As we started strolling through East Berlin, I saw the vivid difference between capitalism and communism. In West Berlin, I’d witnessed a joyous energy of citizens moving about their lives in liberal freedom. West Berlin’s soul pulsated with a noisy, hearty, cheerful exuberance. In East Berlin, I saw a city soul trapped in a state-run prison. Eyes looked tinged with a deep sadness, a hopelessness, a despair. The people on this side of the wall marched along the sidewalks in silence only accented by the clip-clopping of their shoes treading the cement. When they were in public, they would be foolish to speak out loud. Some eavesdropping informant might overhear. Most vividly, I remember a stench of sulfur permeating the air.

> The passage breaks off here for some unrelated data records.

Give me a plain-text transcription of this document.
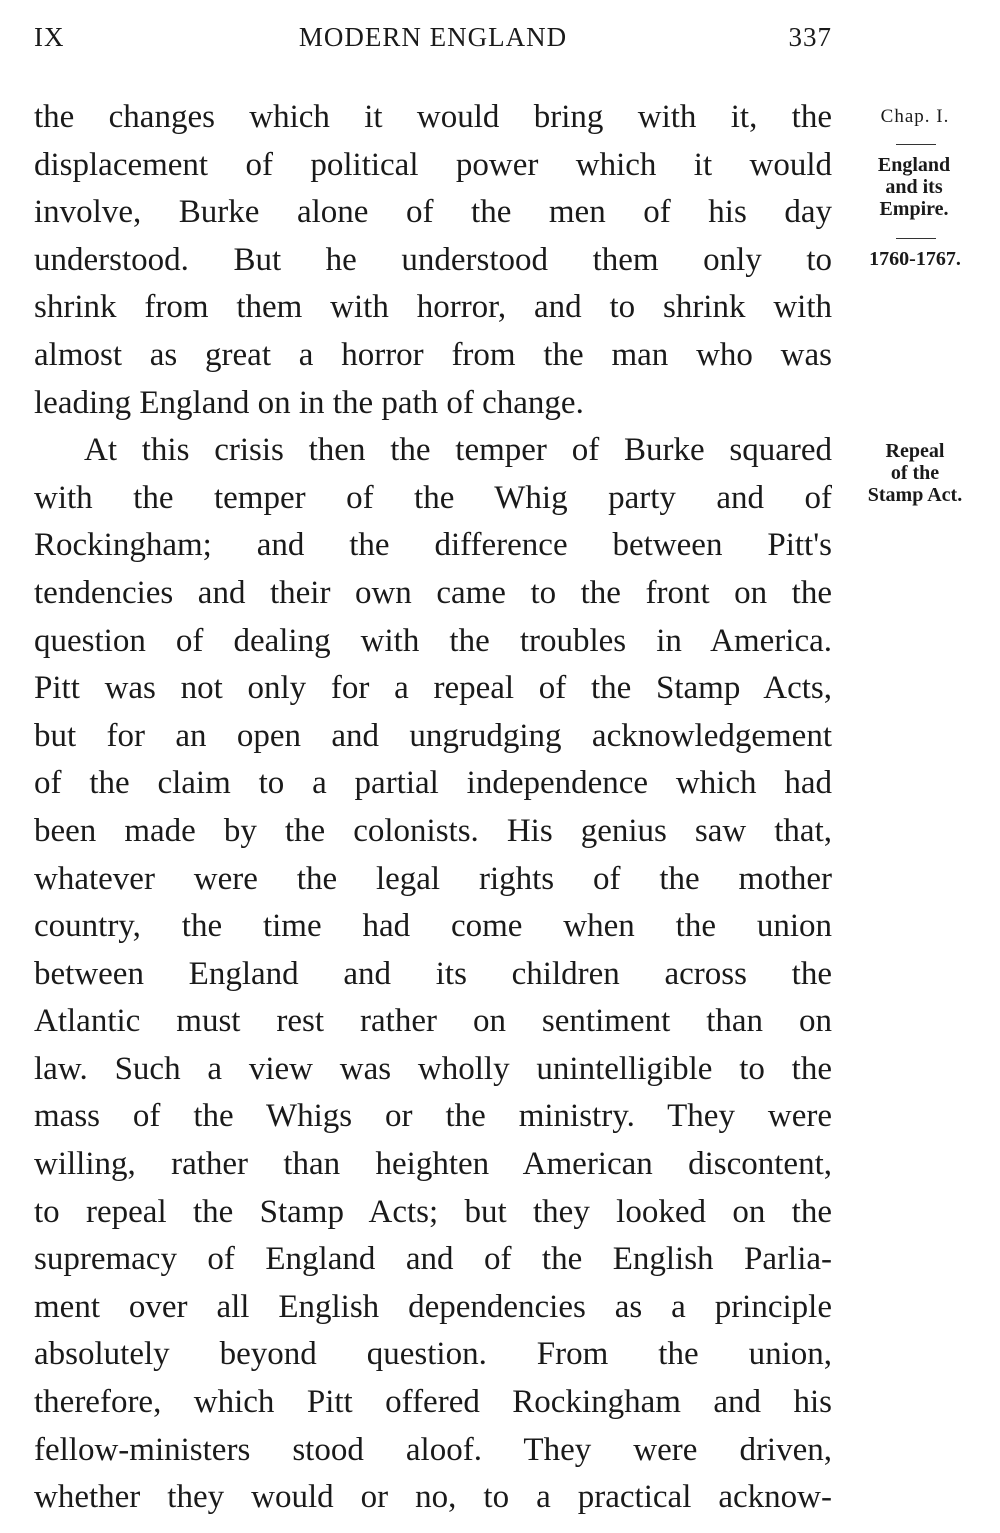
IX	MODERN ENGLAND	337
the changes which it would bring with it, the
displacement of political power which it would
involve, Burke alone of the men of his day
understood. But he understood them only to
shrink from them with horror, and to shrink with
almost as great a horror from the man who was
leading England on in the path of change.
At this crisis then the temper of Burke squared
with the temper of the Whig party and of
Rockingham; and the difference between Pitt's
tendencies and their own came to the front on the
question of dealing with the troubles in America.
Pitt was not only for a repeal of the Stamp Acts,
but for an open and ungrudging acknowledgement
of the claim to a partial independence which had
been made by the colonists. His genius saw that,
whatever were the legal rights of the mother
country, the time had come when the union
between England and its children across the
Atlantic must rest rather on sentiment than on
law. Such a view was wholly unintelligible to the
mass of the Whigs or the ministry. They were
willing, rather than heighten American discontent,
to repeal the Stamp Acts; but they looked on the
supremacy of England and of the English Parlia-
ment over all English dependencies as a principle
absolutely beyond question. From the union,
therefore, which Pitt offered Rockingham and his
fellow-ministers stood aloof. They were driven,
whether they would or no, to a practical acknow-
Chap. I.
England
and its
Empire.
1760-1767.
Repeal
of the
Stamp Act.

The smell came from the low quality of coal burned in East Berlin.
During our visit to East Berlin, my mom took me to several of the cultural centers on the city’s Museum Island. I particularly enjoyed the ancient Near East artifacts at the Pergamom Museum, including the reconstruction of King Nebuchadnezzar II’s ornate Ishtar Gate that was once a checkpoint along the wall that rung the inner city of Babylon. Even 2,500 years ago, cities divided their populace with walls.

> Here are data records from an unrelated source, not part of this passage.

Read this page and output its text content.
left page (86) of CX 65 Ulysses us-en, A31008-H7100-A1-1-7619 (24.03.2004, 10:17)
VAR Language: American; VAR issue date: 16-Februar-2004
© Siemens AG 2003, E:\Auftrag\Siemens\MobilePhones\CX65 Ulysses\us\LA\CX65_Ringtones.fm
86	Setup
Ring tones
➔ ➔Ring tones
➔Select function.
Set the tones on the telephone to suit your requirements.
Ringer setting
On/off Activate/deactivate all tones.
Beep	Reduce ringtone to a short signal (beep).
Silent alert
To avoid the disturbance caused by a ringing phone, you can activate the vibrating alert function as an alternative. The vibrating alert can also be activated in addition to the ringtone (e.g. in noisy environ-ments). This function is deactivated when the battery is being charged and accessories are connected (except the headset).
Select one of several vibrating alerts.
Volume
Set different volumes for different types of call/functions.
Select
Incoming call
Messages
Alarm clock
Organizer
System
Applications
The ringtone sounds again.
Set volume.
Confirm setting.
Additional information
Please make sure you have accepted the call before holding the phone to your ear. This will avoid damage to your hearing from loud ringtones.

The trip was highlighted with a dinner visit to an East Berlin couple who were relatives of a German friend of hers in America. As it got late, they guided mom and me back to the Friedrichstrasse Station. The front entrance building was called Tränenpalast, “The Palace of Tears,” the border where East Berlins could not cross. Here, friends and families said their goodbyes, knowing their lives would once again be divided by an ugly wall.

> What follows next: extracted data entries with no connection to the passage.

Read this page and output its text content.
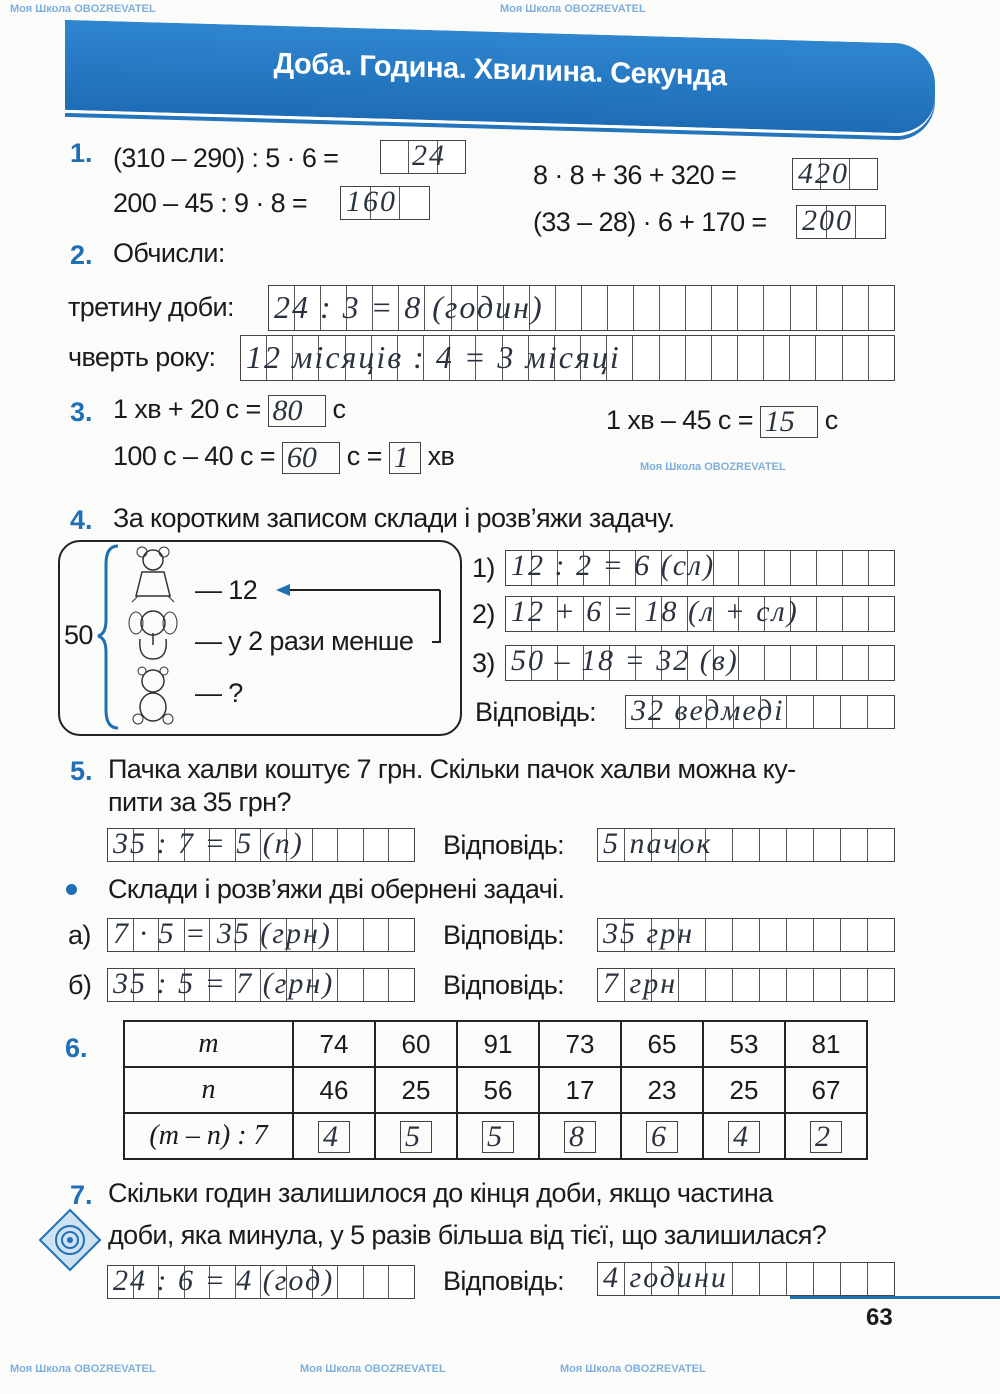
Моя Школа OBOZREVATEL	Моя Школа OBOZREVATEL
Моя Школа OBOZREVATEL
Моя Школа OBOZREVATEL	Моя Школа OBOZREVATEL	Моя Школа OBOZREVATEL
Доба. Година. Хвилина. Секунда
1. (310 – 290) : 5 · 6 = 24
200 – 45 : 9 · 8 = 160
8 · 8 + 36 + 320 = 420
(33 – 28) · 6 + 170 = 200
2. Обчисли:
третину доби: 24 : 3 = 8 (годин)
чверть року: 12 місяців : 4 = 3 місяці
3. 1 хв + 20 с = 80 с	1 хв – 45 с = 15 с
100 с – 40 с = 60 с = 1 хв
4. За коротким записом склади і розв’яжи задачу.
50
— 12
— у 2 рази менше
— ?
1) 12 : 2 = 6 (сл)
2) 12 + 6 = 18 (л + сл)
3) 50 – 18 = 32 (в)
Відповідь: 32 ведмеді
5. Пачка халви коштує 7 грн. Скільки пачок халви можна ку-
пити за 35 грн?
35 : 7 = 5 (п)	Відповідь: 5 пачок
Склади і розв’яжи дві обернені задачі.
а) 7 · 5 = 35 (грн)	Відповідь: 35 грн
б) 35 : 5 = 7 (грн)	Відповідь: 7 грн
6.	m	74	60	91	73	65	53	81
n	46	25	56	17	23	25	67
(m – n) : 7	4	5	5	8	6	4	2
7. Скільки годин залишилося до кінця доби, якщо частина
доби, яка минула, у 5 разів більша від тієї, що залишилася?
24 : 6 = 4 (год)	Відповідь: 4 години
63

As the Berlin Wall rose in 1961, it became a metaphor for the Cold War clash that put the world in jeopardy of nuclear annihilation The wall also served to symbolize the hunger for liberty. Many Berlins died trying to cross the wall to reach freedom.
Today, the wall provides us with a lesson of hope. President Ronald Reagan and President Mikhail Gorbachev let go of their ideologies and worked together to bring about democratic freedom with the fall of the wall. Both went up against the ideologies of their political parties to accomplish their miracle. On Nov. 9, 1989, the miracle happened. Twenty-five years later, the world celebrates that point in history as the beginning of the end of the Cold War.
The United States is now constructing a wall that is dividing the people of our nation. Our wall is not one built of concrete and rebar. Our wall is being built of uncompromising ideology and political dogma. We’re seeing this wall’s construction in the halls and chambers of our nation’s capitol city. It’s an ugly wall built by politicians and pundits using the bricks and mortar of hateful and vitriolic words.
With the anniversary marking the Berlin Wall’s demise, let us remember the miracle of how cooperation between two one-time enemies caused a wall to fall.